Here’s where I think the mistake usually comes from. Looking around, multiagent systems are working out fairly well for humanity. Cooperation seems to beat defection on average; civilization seems to be working rather well, and better as we get smarter about it.
The disanalogy is that humans need to cooperate because we have sharp limitations in our own individual capacities. We can’t go it alone. But AGI can. AGI, including that intent-aligned to individuals or small groups, has no such limitations; it can expand relatively easily with compute, and run multiple robotic “bodies.” So the smart move from an individual actor who cares about the long-term (and they will, because now immortality is in reach) is to defect by having their AGI self-improve and create weapons and strategies before someone else does it to them.
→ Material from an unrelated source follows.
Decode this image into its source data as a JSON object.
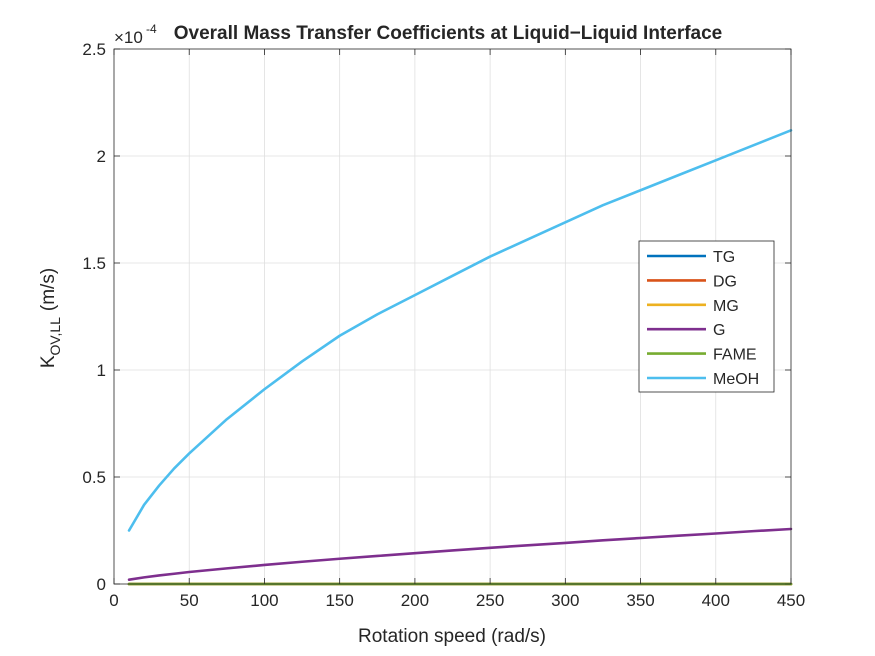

Basically, it’s easier to blow stuff up than to protect it from all possible sources of physical attack. So those willing to take the conflict into the physical world have a first-mover’s advantage (barring some new form of mutually assured destruction).
I’ve written about this more in Fear of centralized power vs. fear of misaligned AGI: Vitalik Buterin on 80,000 Hours and Whether governments will control AGI is important and neglected. But those are just starting points on the logic. So I look forward to your post and resulting discussions.
The problem is that a unipolar situation with a single intent-aligned AGI (or few enough that their masters can coordinate) is still very dangerous; vicious humans will try and may succeed at seizing control of those systems.
If we get intent-aligned AGI for our first takeover-capable systems (and it seems very likely; having humans selfless enough and competent enough to build value-aligned systems on the first critical try seems highly unlikely on a careful inspection of the incentives and technical issues; see this and followups for more). we’re giving humans a lot of power in a brand-new situation. That has led to a lot of violence when it’s happened in the past.

That’s why I’d like to see some more safety brainpower going into the issue.